Fauci: 'Too premature' to be talking about 4th dose of COVID vaccine

Anthony Fauci
Dr. Anthony Fauci, Director of the National Institute of Allergy and Infectious Diseases and the Chief Medical Advisor to the President, gives an update on the Omicron COVID-19 variant during the daily press briefing at the White House on December 01, 2021 in Washington, DC. Photo credit Anna Moneymaker/Getty Images

NEW YORK (WCBS 880) — As the U.S. contends with a winter surge of rapidly rising coronavirus cases driven by the highly-contagious omicron variant, the focus remains on getting more Americans vaccinated and boosted.

While Israel has started rolling out a fourth dose of the vaccine for some of the population, Dr. Anthony Fauci, director of the National Institute of Allergy and Infectious Diseases and chief medical advisor to the president, said Wednesday that he believes it's "too premature" to be talking about a fourth shot for Americans.

"One of the things that we're going to be following very carefully is what the durability of the protection is following the third dose of an mRNA vaccine," Fauci told anchors Michael Wallace and Steve Scott in an interview with WCBS 880. "If the protection is much more durable than the two-dose, non-boosted group, and we may go a significant period of time without requiring a fourth dose. So I do think it's premature, at least on the part of the United State to be talking about a fourth dose."

Fauci added, "The only circumstance where I might see that is in individuals who have a profound degree of immune compromise because of an underlying illness or because of medications that they're on, but for the general population, I think, we have to hold judgement on that for the time being."

The infectious disease expert, however, strongly encourages Americans who are eligible to get their third shot. While the definition of being considered fully vaccinated does not currently include a booster, Fauci said a third shot "is an essential part of the optimal type of protection that you want."

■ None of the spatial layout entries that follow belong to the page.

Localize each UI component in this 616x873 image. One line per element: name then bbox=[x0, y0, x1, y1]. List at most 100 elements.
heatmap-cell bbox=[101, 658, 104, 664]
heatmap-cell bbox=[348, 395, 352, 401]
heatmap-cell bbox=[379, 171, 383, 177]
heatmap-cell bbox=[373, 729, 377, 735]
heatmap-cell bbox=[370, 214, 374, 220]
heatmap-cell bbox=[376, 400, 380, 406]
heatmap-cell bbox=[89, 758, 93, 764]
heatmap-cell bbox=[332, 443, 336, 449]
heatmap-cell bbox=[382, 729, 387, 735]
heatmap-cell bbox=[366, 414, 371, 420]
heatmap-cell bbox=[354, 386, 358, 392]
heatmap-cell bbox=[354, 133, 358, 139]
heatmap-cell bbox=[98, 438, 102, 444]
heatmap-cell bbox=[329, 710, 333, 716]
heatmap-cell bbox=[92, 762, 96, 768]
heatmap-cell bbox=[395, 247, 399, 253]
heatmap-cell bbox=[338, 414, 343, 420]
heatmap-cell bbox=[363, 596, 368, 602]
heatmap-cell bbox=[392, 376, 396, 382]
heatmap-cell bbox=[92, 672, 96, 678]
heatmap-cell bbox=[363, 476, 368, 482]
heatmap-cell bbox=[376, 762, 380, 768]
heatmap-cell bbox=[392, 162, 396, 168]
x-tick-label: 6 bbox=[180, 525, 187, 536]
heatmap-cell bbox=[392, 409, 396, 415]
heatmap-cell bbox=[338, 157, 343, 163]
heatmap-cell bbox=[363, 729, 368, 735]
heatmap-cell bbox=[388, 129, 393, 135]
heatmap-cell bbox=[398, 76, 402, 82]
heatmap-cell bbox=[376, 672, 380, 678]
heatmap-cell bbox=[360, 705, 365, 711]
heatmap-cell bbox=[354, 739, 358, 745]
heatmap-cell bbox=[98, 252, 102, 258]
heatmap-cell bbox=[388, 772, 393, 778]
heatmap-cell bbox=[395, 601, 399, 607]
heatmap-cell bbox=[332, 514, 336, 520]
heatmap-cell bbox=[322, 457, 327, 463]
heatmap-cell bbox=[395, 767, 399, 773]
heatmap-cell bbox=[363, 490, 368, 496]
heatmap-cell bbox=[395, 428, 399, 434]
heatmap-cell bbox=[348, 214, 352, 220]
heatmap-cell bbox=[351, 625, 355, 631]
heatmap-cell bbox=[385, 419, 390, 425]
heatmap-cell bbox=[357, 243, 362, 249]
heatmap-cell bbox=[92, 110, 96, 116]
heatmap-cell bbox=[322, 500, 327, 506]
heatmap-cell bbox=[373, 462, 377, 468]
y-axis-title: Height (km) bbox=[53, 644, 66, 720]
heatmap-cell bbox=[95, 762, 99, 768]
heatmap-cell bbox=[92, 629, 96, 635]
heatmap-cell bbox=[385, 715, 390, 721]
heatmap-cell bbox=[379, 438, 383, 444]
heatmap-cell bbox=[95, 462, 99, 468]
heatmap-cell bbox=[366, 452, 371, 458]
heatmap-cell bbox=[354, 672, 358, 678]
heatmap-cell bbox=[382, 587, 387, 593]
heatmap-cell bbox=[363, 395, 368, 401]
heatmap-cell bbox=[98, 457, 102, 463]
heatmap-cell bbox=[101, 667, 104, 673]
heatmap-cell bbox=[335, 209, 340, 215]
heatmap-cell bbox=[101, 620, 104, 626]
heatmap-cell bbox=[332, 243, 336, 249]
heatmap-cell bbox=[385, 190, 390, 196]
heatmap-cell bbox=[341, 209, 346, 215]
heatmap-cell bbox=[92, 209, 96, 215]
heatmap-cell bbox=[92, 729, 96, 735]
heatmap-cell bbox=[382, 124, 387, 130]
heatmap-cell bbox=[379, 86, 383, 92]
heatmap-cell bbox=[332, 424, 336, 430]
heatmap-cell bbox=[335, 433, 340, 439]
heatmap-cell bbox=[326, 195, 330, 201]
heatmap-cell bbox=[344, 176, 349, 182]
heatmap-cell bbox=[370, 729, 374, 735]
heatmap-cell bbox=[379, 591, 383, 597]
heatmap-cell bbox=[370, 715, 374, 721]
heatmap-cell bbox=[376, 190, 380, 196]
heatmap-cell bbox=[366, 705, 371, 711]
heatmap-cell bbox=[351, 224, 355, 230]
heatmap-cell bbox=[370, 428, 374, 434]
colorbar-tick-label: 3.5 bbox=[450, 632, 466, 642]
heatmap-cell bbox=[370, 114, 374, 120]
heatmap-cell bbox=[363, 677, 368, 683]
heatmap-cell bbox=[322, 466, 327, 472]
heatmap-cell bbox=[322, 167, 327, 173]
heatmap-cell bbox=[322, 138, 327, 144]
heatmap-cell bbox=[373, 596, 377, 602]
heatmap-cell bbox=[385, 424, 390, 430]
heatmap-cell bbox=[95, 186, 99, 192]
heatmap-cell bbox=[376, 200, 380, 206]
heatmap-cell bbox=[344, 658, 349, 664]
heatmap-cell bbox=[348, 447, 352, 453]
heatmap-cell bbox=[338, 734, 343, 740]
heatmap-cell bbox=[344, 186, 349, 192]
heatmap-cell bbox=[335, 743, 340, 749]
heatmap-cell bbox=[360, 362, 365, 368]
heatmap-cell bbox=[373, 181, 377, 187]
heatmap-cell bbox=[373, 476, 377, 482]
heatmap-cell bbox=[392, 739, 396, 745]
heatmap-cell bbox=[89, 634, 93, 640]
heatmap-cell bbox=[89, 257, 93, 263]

"You still have that semantic technicality of saying what a fully vaccinated is for the purposes of regulation as it were or requirements that people give in certain environments about what a vaccinated person is, but from the standpoint of if you want to be optimally protected, no doubt, you should get boosted," Fauci said.

With omicron now the dominant strain in the U.S., researchers in South Africa have said their wave of omicron cases appears to be subsiding just as quickly as it grew in the first few weeks, and Fauci is hopeful that will be the case here.

"They do seem, at least in the province that includes Johannesburg and Pretoria where the bulk of the cases are, it does seem to have peaked and possibly is coming down. If that is the case that is good news," Fauci said. "The only trouble is that it's sometimes difficult to compare patterns of disease when you have countries that have very different demography."

President Joe Biden unveiled his COVID-19 winter plan on Tuesday, which includes distributing 500 million free at-home test kits, increasing support for hospitals and doubling down on vaccination and boosting efforts.

On Wednesday, the country added another tool in its fight against the virus with the Food and Drug Administration issuing approval of Pfizer's antiviral pill, Paxlovid, for those 12 and up to treat COVID-19 at home.

Biden said the pill marks a “significant step forward" and Fauci said the drug is effective in preventing progression of disease.

"It's a very effective pill. If given in the first three days of experiencing of symptoms of COVID-19, it diminishes the likelihood of a person having to go to the hospital and or dying by at least 90%, which is really very good," Fauci said. "One of the issues that we have with it is that the drug is a complicated process to make so the doses will be limited for a while, but as soon as they get revved up in the chance of being able to produce more, we have an order for 10 billion doses, but right now, the availability of doses is not as much as we want."